Ayn Rand: What Matters

Let me quote from Page 17 and Page 18 of Ayn Rand's book, The Virtue of Selfishness: "In a fundamental sense, stillness is the antithesis of life. Life can be kept in existence only by a constant process of self-sustaining action. The goal of that action, the ultimate value which, to be kept, must be gained through its every moment, is the organism's life."

 My response: Rand is an activist and recommends that to live is to be moving, striving, working, planning, performing, and it would seem that the human organism's life is best enjoyed, nourished and cherished with teleological aims being chased perpetually.

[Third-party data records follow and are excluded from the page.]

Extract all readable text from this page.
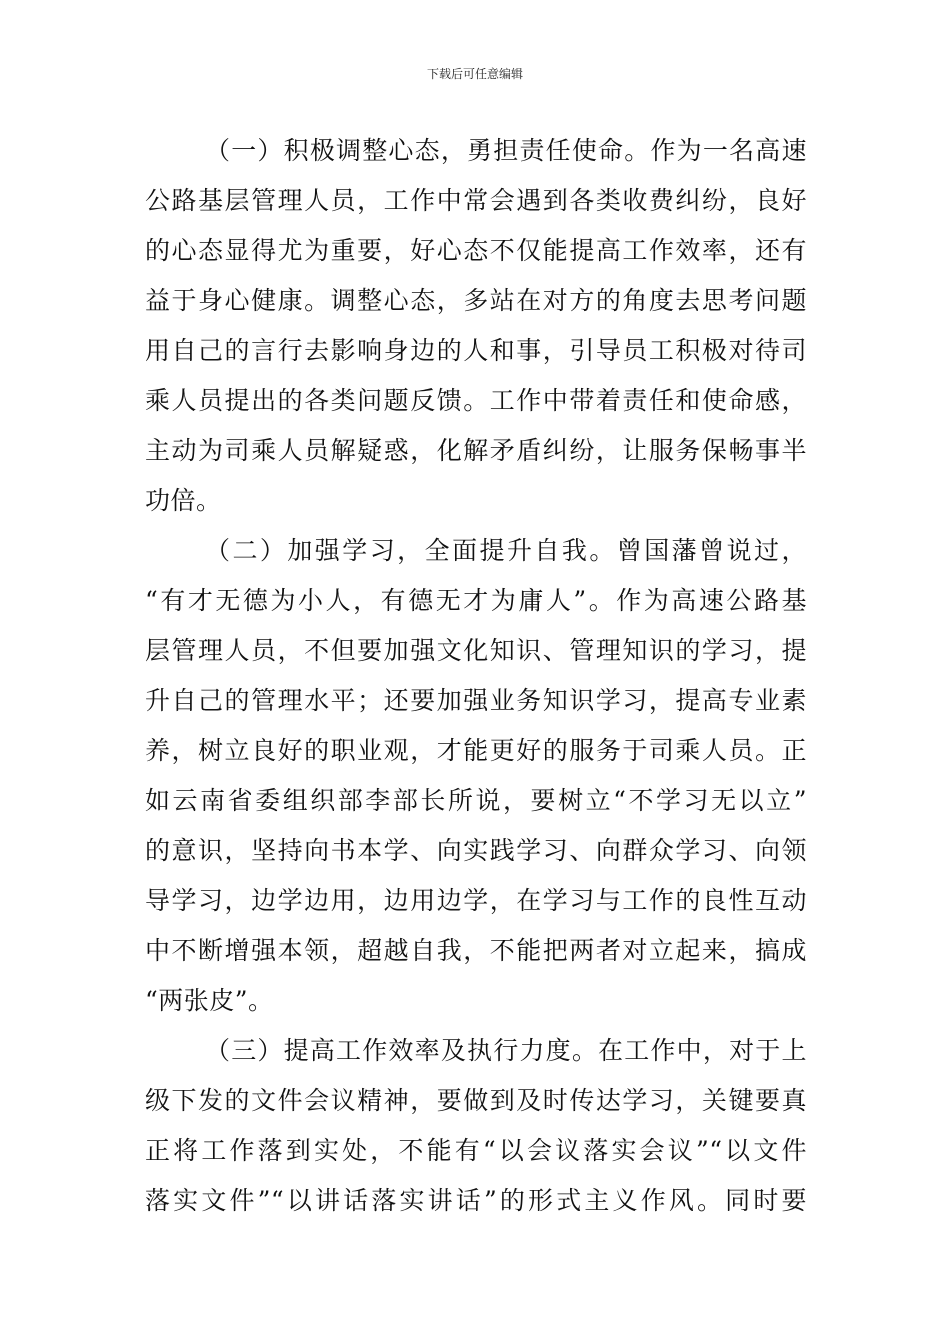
下载后可任意编辑
（一）积极调整心态，勇担责任使命。作为一名高速
公路基层管理人员，工作中常会遇到各类收费纠纷，良好
的心态显得尤为重要，好心态不仅能提高工作效率，还有
益于身心健康。调整心态，多站在对方的角度去思考问题
用自己的言行去影响身边的人和事，引导员工积极对待司
乘人员提出的各类问题反馈。工作中带着责任和使命感，
主动为司乘人员解疑惑，化解矛盾纠纷，让服务保畅事半
功倍。
（二）加强学习，全面提升自我。曾国藩曾说过，
“有才无德为小人，有德无才为庸人”。作为高速公路基
层管理人员，不但要加强文化知识、管理知识的学习，提
升自己的管理水平；还要加强业务知识学习，提高专业素
养，树立良好的职业观，才能更好的服务于司乘人员。正
如云南省委组织部李部长所说，要树立“不学习无以立”
的意识，坚持向书本学、向实践学习、向群众学习、向领
导学习，边学边用，边用边学，在学习与工作的良性互动
中不断增强本领，超越自我，不能把两者对立起来，搞成
“两张皮”。
（三）提高工作效率及执行力度。在工作中，对于上
级下发的文件会议精神，要做到及时传达学习，关键要真
正将工作落到实处，不能有“以会议落实会议”“以文件
落实文件”“以讲话落实讲话”的形式主义作风。同时要
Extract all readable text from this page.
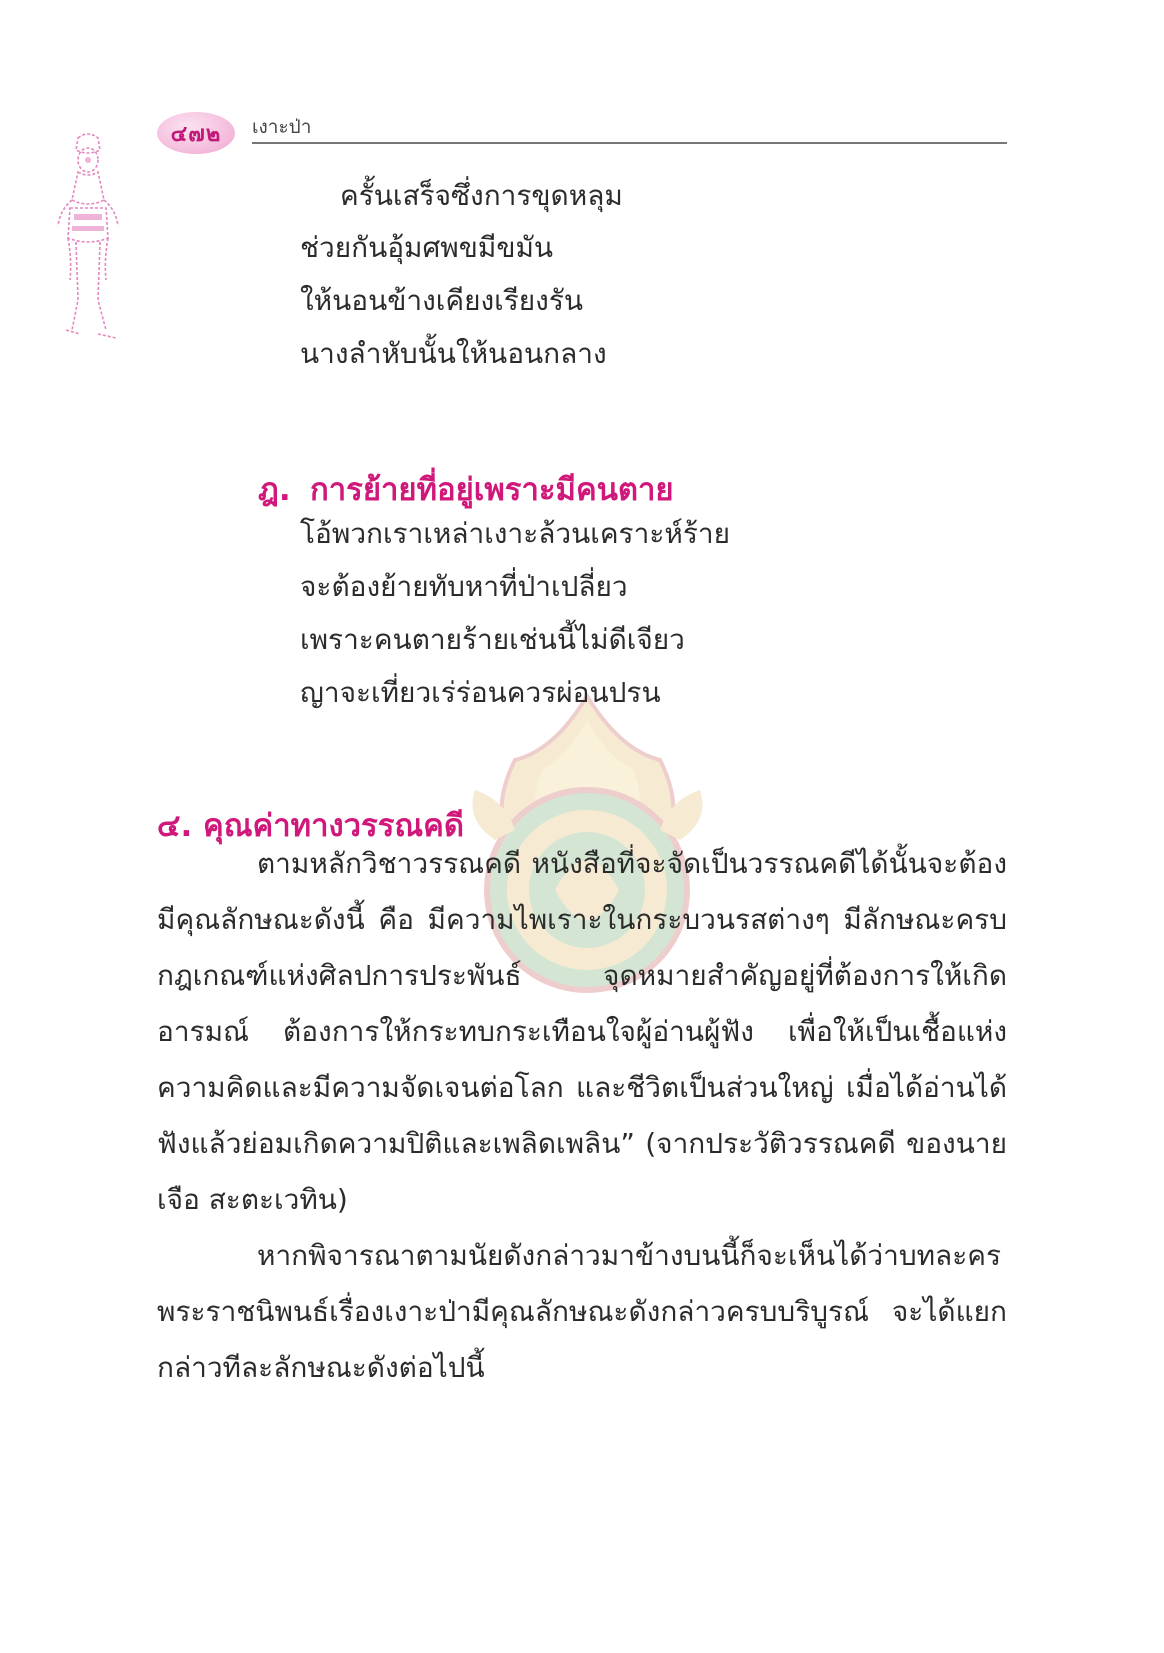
๔๗๒ เงาะป่า
ครั้นเสร็จซึ่งการขุดหลุม
ช่วยกันอุ้มศพขมีขมัน
ให้นอนข้างเคียงเรียงรัน
นางลำหับนั้นให้นอนกลาง
ฎ. การย้ายที่อยู่เพราะมีคนตาย
โอ้พวกเราเหล่าเงาะล้วนเคราะห์ร้าย
จะต้องย้ายทับหาที่ป่าเปลี่ยว
เพราะคนตายร้ายเช่นนี้ไม่ดีเจียว
ญาจะเที่ยวเร่ร่อนควรผ่อนปรน
๔. คุณค่าทางวรรณคดี
ตามหลักวิชาวรรณคดี หนังสือที่จะจัดเป็นวรรณคดีได้นั้นจะต้อง
มีคุณลักษณะดังนี้ คือ มีความไพเราะในกระบวนรสต่างๆ มีลักษณะครบ
กฎเกณฑ์แห่งศิลปการประพันธ์ จุดหมายสำคัญอยู่ที่ต้องการให้เกิด
อารมณ์ ต้องการให้กระทบกระเทือนใจผู้อ่านผู้ฟัง เพื่อให้เป็นเชื้อแห่ง
ความคิดและมีความจัดเจนต่อโลก และชีวิตเป็นส่วนใหญ่ เมื่อได้อ่านได้
ฟังแล้วย่อมเกิดความปิติและเพลิดเพลิน” (จากประวัติวรรณคดี ของนาย
เจือ สะตะเวทิน)
หากพิจารณาตามนัยดังกล่าวมาข้างบนนี้ก็จะเห็นได้ว่าบทละคร
พระราชนิพนธ์เรื่องเงาะป่ามีคุณลักษณะดังกล่าวครบบริบูรณ์ จะได้แยก
กล่าวทีละลักษณะดังต่อไปนี้
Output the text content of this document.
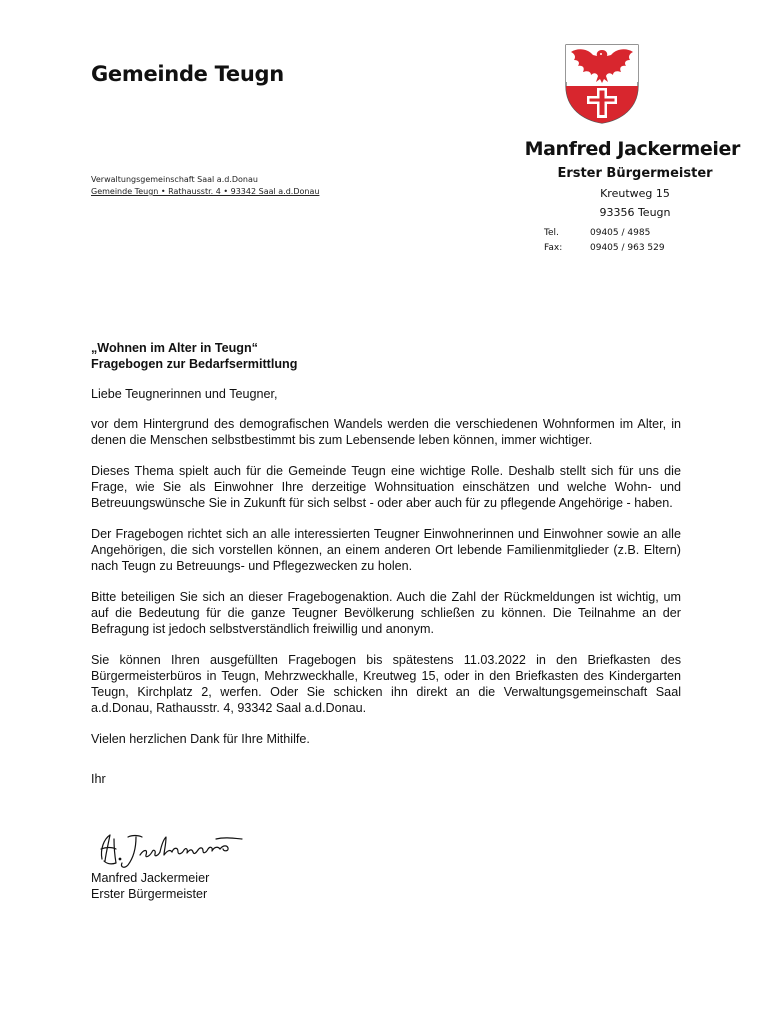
Gemeinde Teugn
Verwaltungsgemeinschaft Saal a.d.Donau
Gemeinde Teugn • Rathausstr. 4 • 93342 Saal a.d.Donau
Manfred Jackermeier
Erster Bürgermeister
Kreutweg 15
93356 Teugn
Tel.	09405 / 4985
Fax:	09405 / 963 529
„Wohnen im Alter in Teugn“
Fragebogen zur Bedarfsermittlung

Liebe Teugnerinnen und Teugner,

vor dem Hintergrund des demografischen Wandels werden die verschiedenen Wohnformen im Alter, in denen die Menschen selbstbestimmt bis zum Lebensende leben können, immer wichtiger.

Dieses Thema spielt auch für die Gemeinde Teugn eine wichtige Rolle. Deshalb stellt sich für uns die Frage, wie Sie als Einwohner Ihre derzeitige Wohnsituation einschätzen und welche Wohn- und Betreuungswünsche Sie in Zukunft für sich selbst - oder aber auch für zu pflegende Angehörige - haben.

Der Fragebogen richtet sich an alle interessierten Teugner Einwohnerinnen und Einwohner sowie an alle Angehörigen, die sich vorstellen können, an einem anderen Ort lebende Familienmitglieder (z.B. Eltern) nach Teugn zu Betreuungs- und Pflegezwecken zu holen.

Bitte beteiligen Sie sich an dieser Fragebogenaktion. Auch die Zahl der Rückmeldungen ist wichtig, um auf die Bedeutung für die ganze Teugner Bevölkerung schließen zu können. Die Teilnahme an der Befragung ist jedoch selbstverständlich freiwillig und anonym.

Sie können Ihren ausgefüllten Fragebogen bis spätestens 11.03.2022 in den Briefkasten des Bürgermeisterbüros in Teugn, Mehrzweckhalle, Kreutweg 15, oder in den Briefkasten des Kindergarten Teugn, Kirchplatz 2, werfen. Oder Sie schicken ihn direkt an die Verwaltungsgemeinschaft Saal a.d.Donau, Rathausstr. 4, 93342 Saal a.d.Donau.

Vielen herzlichen Dank für Ihre Mithilfe.

Ihr

Manfred Jackermeier
Erster Bürgermeister
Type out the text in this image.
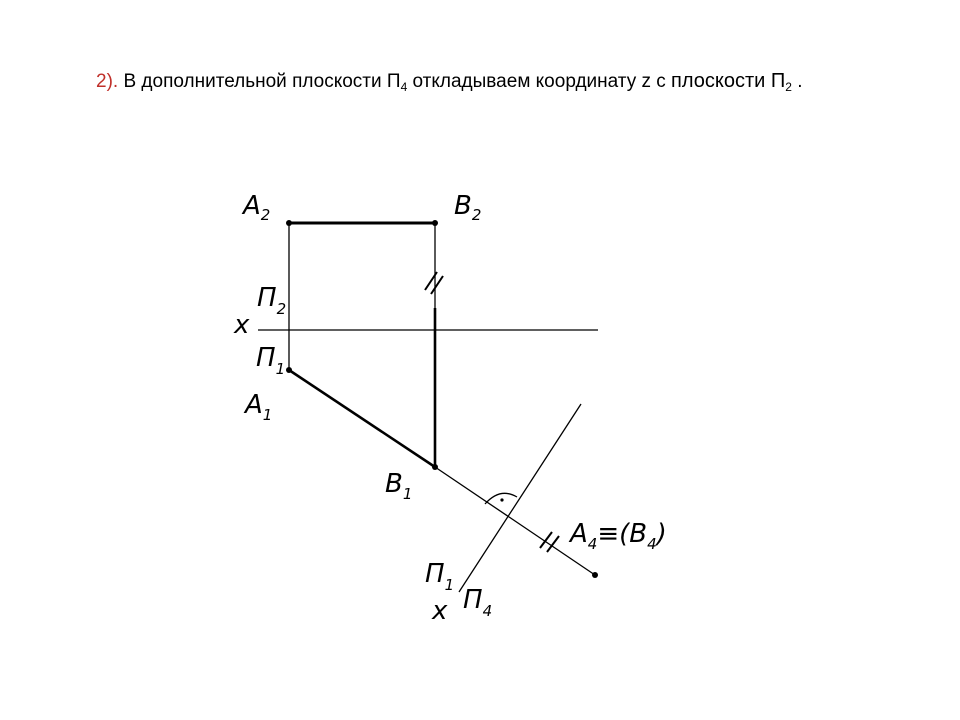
2). В дополнительной плоскости $П_4$ откладываем координату z с плоскости $П_2$ .
$A_2$	$B_2$
x
$П_2$
$П_1$
$A_1$
$B_1$
$A_4\equiv(B_4)$
$П_1$
x $П_4$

I like this outlook. 

 Here Rand is explicit about the teleological ends being significant for humans: "An ultimate value is that final goal or end to which all lesser goals are the means--and it sets the standard by which all lesser goals are evaluated. An organism's life is its standard of value: that which furthers its life is the good, and that which threatens it is the evil. Without an ultimate goal or end, there can be no lesser goal or means: a series of means going off into an infinite progression toward a nonexistent end is a metaphysical and epistemological impossibility. It is only an ultimate goal, an end in itself, that makes the existence of values possible. Metaphysically, life is the only phenomenon that is an end in itself: a value gained and kept by a constant process of action. Epistemologically, the concept of 'value' is genetically dependent upon and derived from the antecedent concept of 'life.' To speak of 'value' apart from 'life' is worse than a contradiction in terms. It is only the concept of 'Life' that makes the concept of 'Value' possible."

 My response: Our teleological aim is the standard by which all lesser goals are evaluated. To live is to run after that ultimate end, and that is good. To be thwarted in chasing that end, or to self-censor and self-restrict one's winning the race towards that end is to be evil or experience evil. Again, Rand's words here make more sense to me if that end is inferred to be the self-actualized that is unique and personal to everyone. One thing that I admire about Rand is her moral conviction. She is not one to mince words. She calls what is evil, evil and what is good, good. Now, such firm, clear language ordinarily clarifies semantical content. Occasionally it might be simplistic, or overreaching, but I feel that is not often the case with Rand. She ties together the worth of the ultimate goal that is the end in itself, that makes value possible, and value is recognized and earned as one enjoys and accrues it while existing in an admirable, satisfying way. I like how she weaves all of this together. This fits rather nicely within the framework of Mavellonialist self-actualization theory.